THE latest turmoil in the Middle East has sparked a rally in oil prices, introducing daily changes and overall volatility we haven’t seen since 2008. It’s only in the last few years that oil trading became readily available to retail traders, allowing us to benefit from changes in price, if we get it right.

Oil prices are driven by both technical and fundamental factors. The difference between oil production and consumption is around 1 per cent – that’s it. Therefore any potential change to supply or demand has an immediate effect on price, especially when a country like Saudi Arabia – producing around 10 per cent of the world’s oil – suffers from internal unrest.

We have two main oil contracts traded on world exchanges. West Texas Intermediate (WTI) oil, sourced in the US for domestic consumption, and Brent crude, sourced in the North Sea and serving as the global benchmark for the physical trading of oil.

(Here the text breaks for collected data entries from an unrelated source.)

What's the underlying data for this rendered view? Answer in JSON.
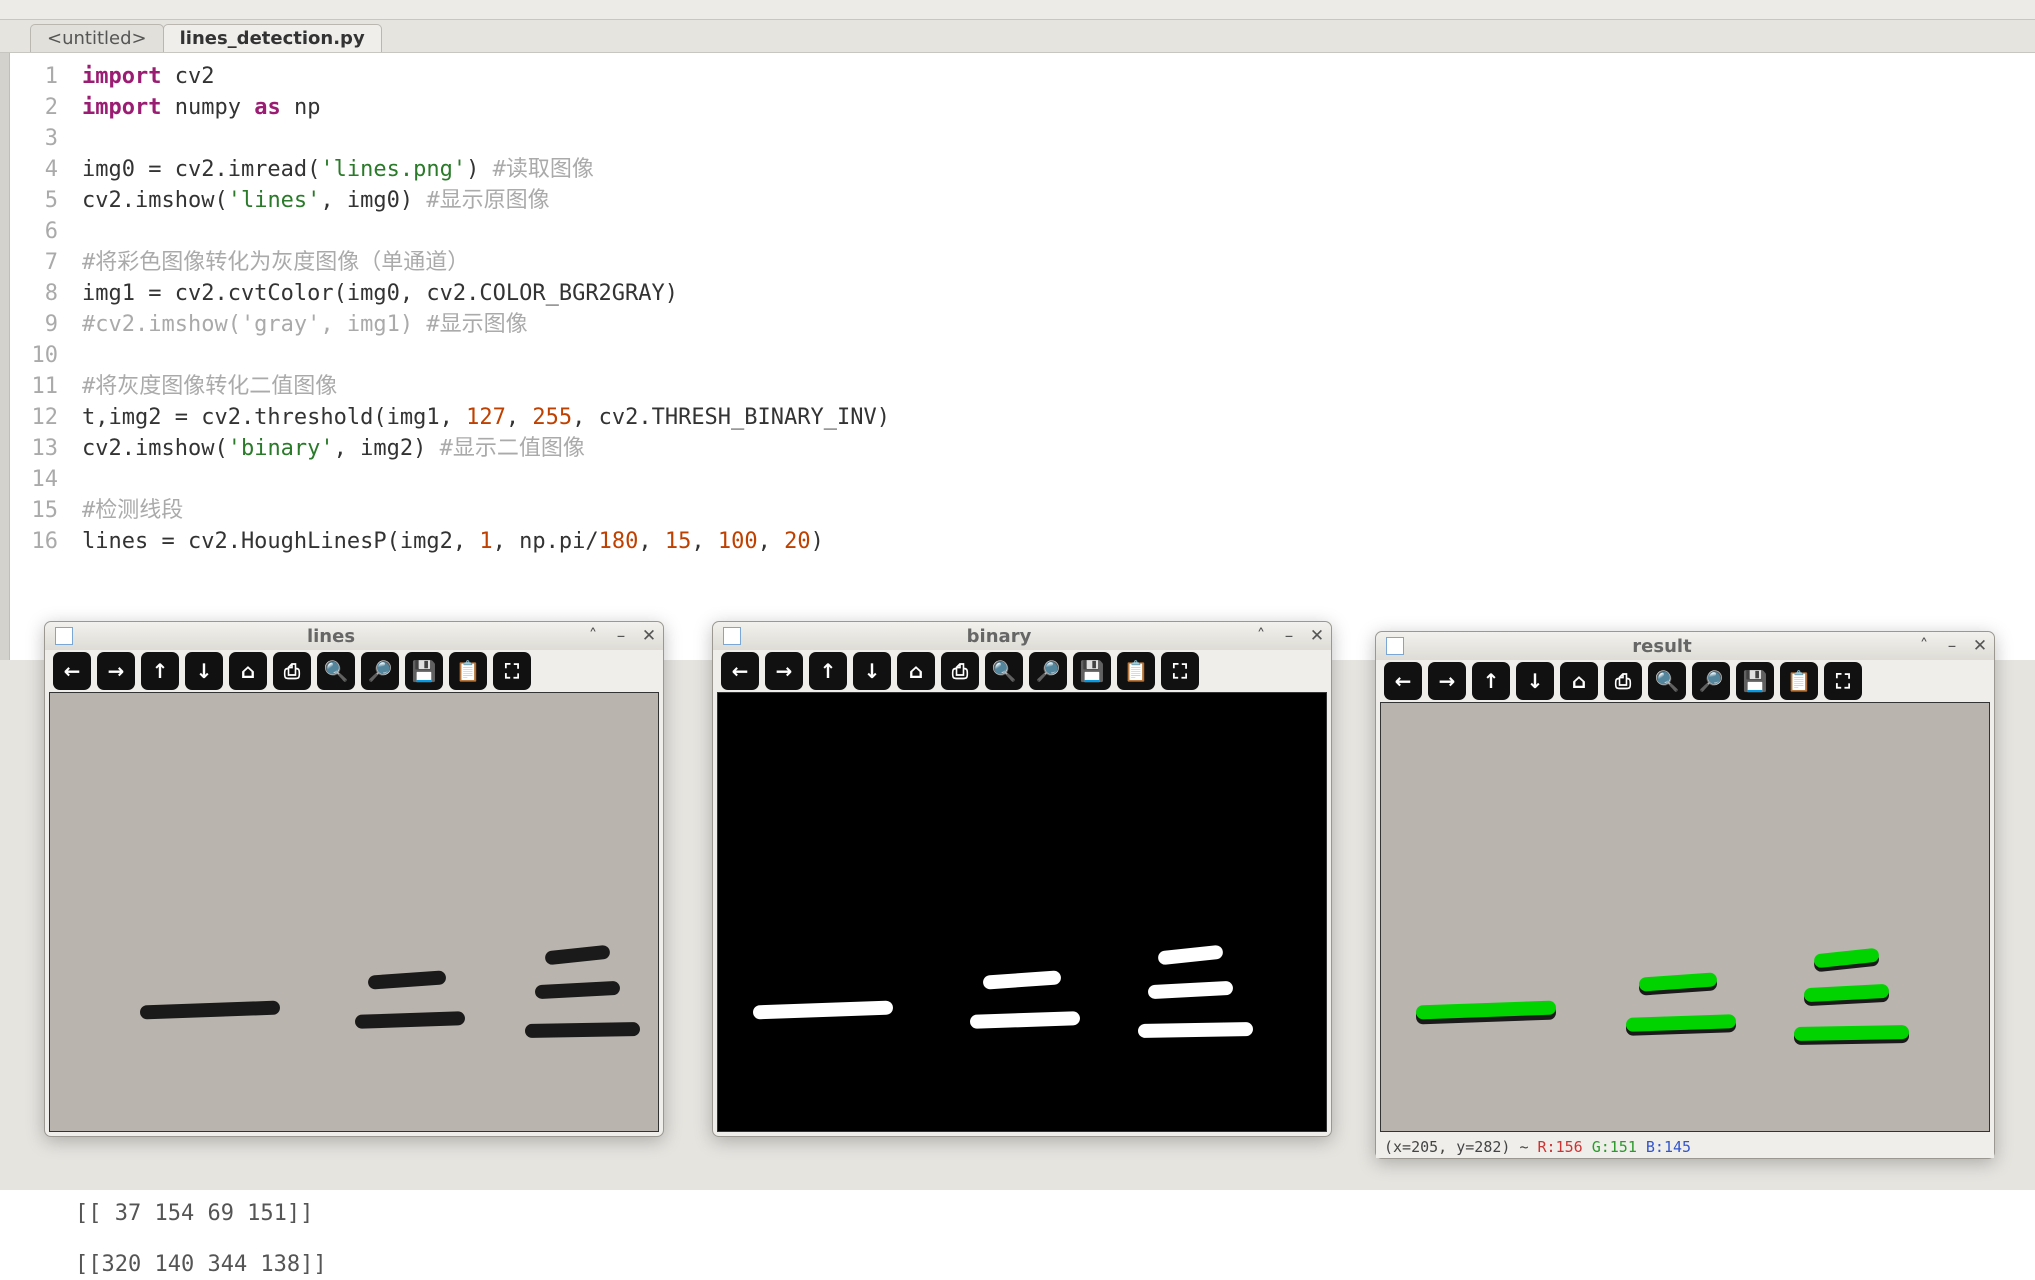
{
  "tabs": {
    "untitled": "<untitled>",
    "file": "lines_detection.py"
  },
  "code": {
    "l1": "import cv2",
    "l2": "import numpy as np",
    "l3": "",
    "l4": "img0 = cv2.imread('lines.png') #读取图像",
    "l5": "cv2.imshow('lines', img0) #显示原图像",
    "l6": "",
    "l7": "#将彩色图像转化为灰度图像（单通道）",
    "l8": "img1 = cv2.cvtColor(img0, cv2.COLOR_BGR2GRAY)",
    "l9": "#cv2.imshow('gray', img1) #显示图像",
    "l10": "",
    "l11": "#将灰度图像转化二值图像",
    "l12": "t,img2 = cv2.threshold(img1, 127, 255, cv2.THRESH_BINARY_INV)",
    "l13": "cv2.imshow('binary', img2) #显示二值图像",
    "l14": "",
    "l15": "#检测线段",
    "l16": "lines = cv2.HoughLinesP(img2, 1, np.pi/180, 15, 100, 20)"
  },
  "line_numbers": [
    "1",
    "2",
    "3",
    "4",
    "5",
    "6",
    "7",
    "8",
    "9",
    "10",
    "11",
    "12",
    "13",
    "14",
    "15",
    "16"
  ],
  "output": {
    "line1": "[[ 37 154  69 151]]",
    "line2": "[[320 140 344 138]]"
  },
  "behind_text": ".), ",
  "windows": {
    "lines": {
      "title": "lines"
    },
    "binary": {
      "title": "binary"
    },
    "result": {
      "title": "result",
      "status_prefix": "(x=205, y=282) ~ ",
      "r": "R:156",
      "g": "G:151",
      "b": "B:145"
    }
  },
  "cv_tools": [
    "←",
    "→",
    "↑",
    "↓",
    "⌂",
    "⎙",
    "🔍",
    "🔎",
    "💾",
    "📋",
    "⛶"
  ]
}
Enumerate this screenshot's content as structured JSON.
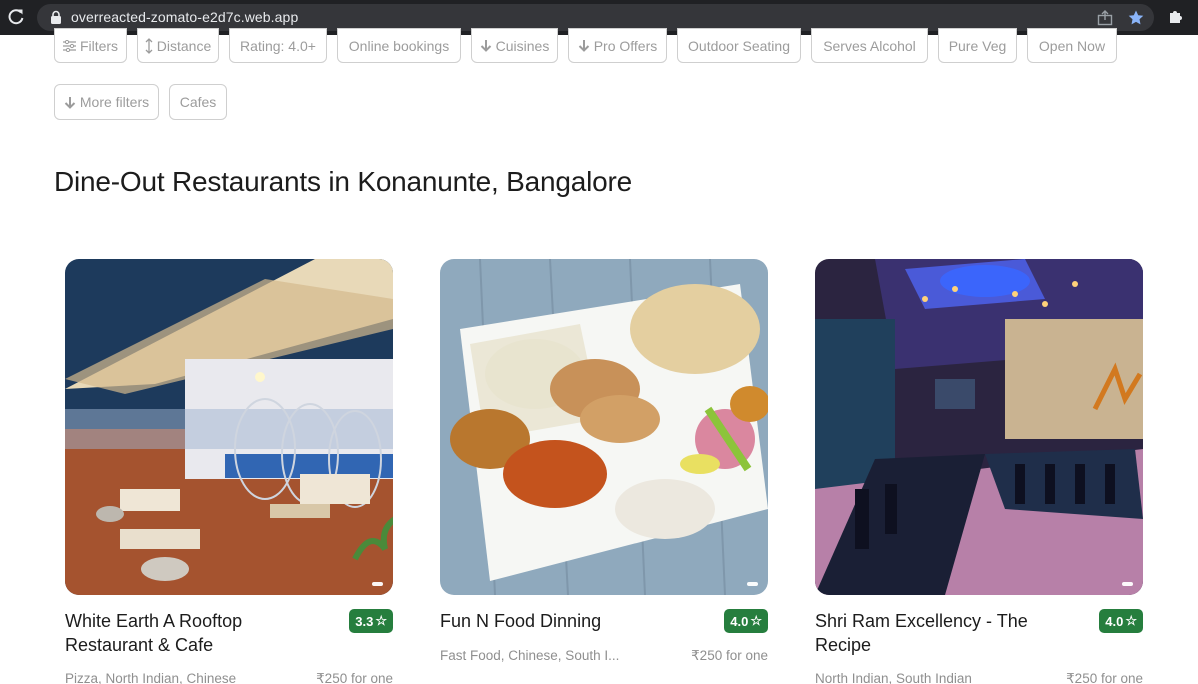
{
  "browser": {
    "url": "overreacted-zomato-e2d7c.web.app"
  },
  "filters": {
    "row1": [
      {
        "label": "Filters",
        "icon": "sliders-icon"
      },
      {
        "label": "Distance",
        "icon": "vertical-arrows-icon"
      },
      {
        "label": "Rating: 4.0+"
      },
      {
        "label": "Online bookings"
      },
      {
        "label": "Cuisines",
        "icon": "arrow-down-icon"
      },
      {
        "label": "Pro Offers",
        "icon": "arrow-down-icon"
      },
      {
        "label": "Outdoor Seating"
      },
      {
        "label": "Serves Alcohol"
      },
      {
        "label": "Pure Veg"
      },
      {
        "label": "Open Now"
      }
    ],
    "row2": [
      {
        "label": "More filters",
        "icon": "arrow-down-icon"
      },
      {
        "label": "Cafes"
      }
    ]
  },
  "page": {
    "title": "Dine-Out Restaurants in Konanunte, Bangalore"
  },
  "restaurants": [
    {
      "name": "White Earth A Rooftop Restaurant & Cafe",
      "rating": "3.3",
      "cuisine": "Pizza, North Indian, Chinese",
      "price": "₹250 for one"
    },
    {
      "name": "Fun N Food Dinning",
      "rating": "4.0",
      "cuisine": "Fast Food, Chinese, South I...",
      "price": "₹250 for one"
    },
    {
      "name": "Shri Ram Excellency - The Recipe",
      "rating": "4.0",
      "cuisine": "North Indian, South Indian",
      "price": "₹250 for one"
    }
  ],
  "colors": {
    "rating_badge": "#267e3e",
    "chrome_bg": "#202124",
    "star_active": "#8ab4f8"
  }
}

As a result, one strategy that can be employed is called the “WTI-Brent arb”. When trading is in business-as-usual mode the difference between the two contracts tends to remain roughly constant. That means it is possible for a diligent trader to identify when this equilibrium is broken and accordingly trade the two contracts in different directions until equilibrium is restored and extract a profit.

Another way, which may bear more risk, is to challenge this equilibrium based on fundamental events. The current turmoil in the Middle East may affect production and therefore could cause the Brent price to rise, but why would WTI rise with it when the latter is produced and consumed in the US? WTI might be expected to go up, yet should it rise at the same rate as Brent?